Certified B Corporation
What it is: For shoppers seeking more compassionate and holistically minded companies, Certified B Corp label ensures that companies have met rigorous standards in all their practices, including providing value to the local community, stewardship of the environment and treatment of employees. Certified B Corp companies continue to provide transparency in assessments done through the certifying body, B Lab. How it works: Certified B Corporation is an easy-to-spot label that appears on products and websites. Who’s doing it: Sol Organica. In addition to this company’s numerous certifications, which include USDA Organic and Fair Trade Certified, Sol Organica has been a Certified B Corp company since 2017 and has partnerships with sustainable, small farms in Nicaragua. The company “can trace back to where every morsel of mango, bite of pineapple or slurp of passion fruit juice comes from.” Try: Sol Simple Dried Organic Mangos ($7, solsimple.com)

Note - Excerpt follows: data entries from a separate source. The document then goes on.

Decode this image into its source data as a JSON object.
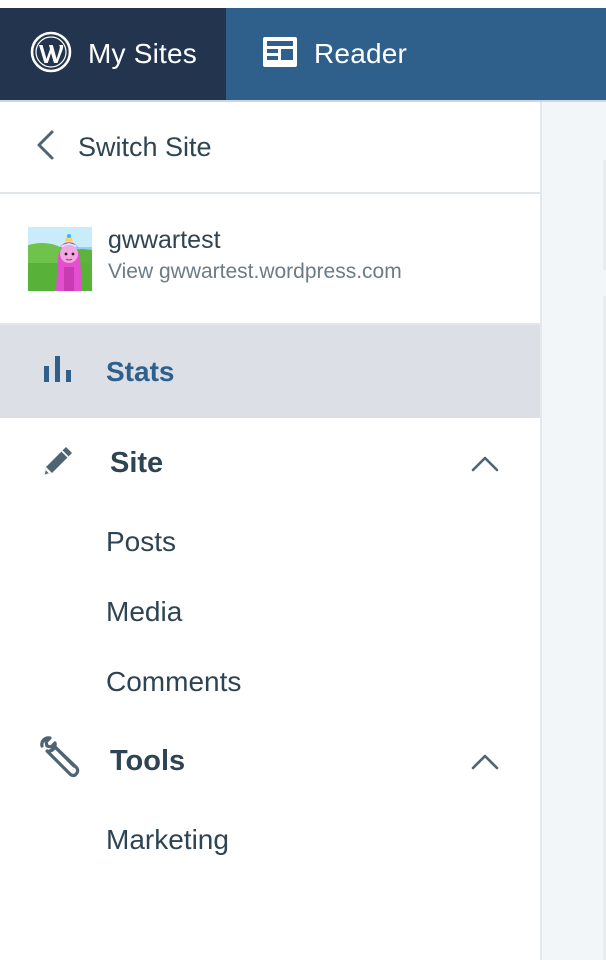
{
  "topbar": {
    "my_sites": {
      "label": "My Sites",
      "icon": "wordpress-logo-icon"
    },
    "reader": {
      "label": "Reader",
      "icon": "reader-icon"
    }
  },
  "sidebar": {
    "switch_site": {
      "label": "Switch Site",
      "icon": "chevron-left-icon"
    },
    "site": {
      "name": "gwwartest",
      "url_text": "View gwwartest.wordpress.com"
    },
    "stats": {
      "label": "Stats",
      "icon": "stats-bar-chart-icon",
      "selected": true
    },
    "site_section": {
      "label": "Site",
      "icon": "pencil-icon",
      "expanded": true,
      "items": [
        {
          "label": "Posts"
        },
        {
          "label": "Media"
        },
        {
          "label": "Comments"
        }
      ]
    },
    "tools_section": {
      "label": "Tools",
      "icon": "wrench-icon",
      "expanded": true,
      "items": [
        {
          "label": "Marketing"
        }
      ]
    }
  },
  "colors": {
    "my_sites_tab_bg": "#23354e",
    "reader_tab_bg": "#2f5f8b",
    "selected_bg": "#dcdfe6",
    "selected_text": "#2f5f8b",
    "text_primary": "#2e4453",
    "text_secondary": "#6b7c87"
  }
}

Traceable Straight to the Source
What it is: You’re probably already familiar with a QR code, if not in name, then upon sight, as the matrix barcode on the back of most of your purchased goods. This is one of the most common tracking technologies. When used by conscientious companies, it can provide access to see exactly who grew, caught, harvested or produced every ingredient. How it works: Simply scan the QR code with any number of apps you can download onto your smartphone (for example, Barcode Scanner or QR Code Reader). Who’s doing it: Promising “one degree of separation” from the farm to you, One Degree Organic Foods shows where every ingredient was sourced with a simple QR code scan or by inputting the product’s tracking number. Try: One Degree Organic Foods Organic Sprouted Rye Flour ($7, onedegreeorganics.com)
Single Origin Source
What it is: Seemingly simple commodities such as coffee, cocoa and livestock often have sprawling global networks with many stops along the way and middlemen. For example, beef and pork imported from other countries can legally be labeled “Product of USA” if the product is processed in a USDA-inspected facility, thanks to changes to the Country of Origin Labeling (COOL) law that went into effect in 2015. Some brands are trying to rise above the noise with items produced from a single origin. This signifies that the products are made exclusively from a single batch, varietal, plot of land or even animal. How it works: Every Fishpeople Seafood’s product has a batch code that brings you straight to the source to see which river, which fisherman and which methods were used in your catch. Input the batch code on the company’s webpage with a simple click. Try: Fishpeople Meyer Lemon & Herb Panko Wild Alaskan Salmon Kit ($10, fishpeopleseafood.com) Another Superstar to Look out For: Nurture Ranch Traceable Grass Fed Beef Tenderloin ($29 per lb, nurtureranch.com)
This 2018 NEXTY Award winner promises beef from one cow, from birth to slaughter. Certified by the American Grassfed Association, the tracking code also lets you see the animal’s history, including its genetics, health metrics and the specific grasses grazed.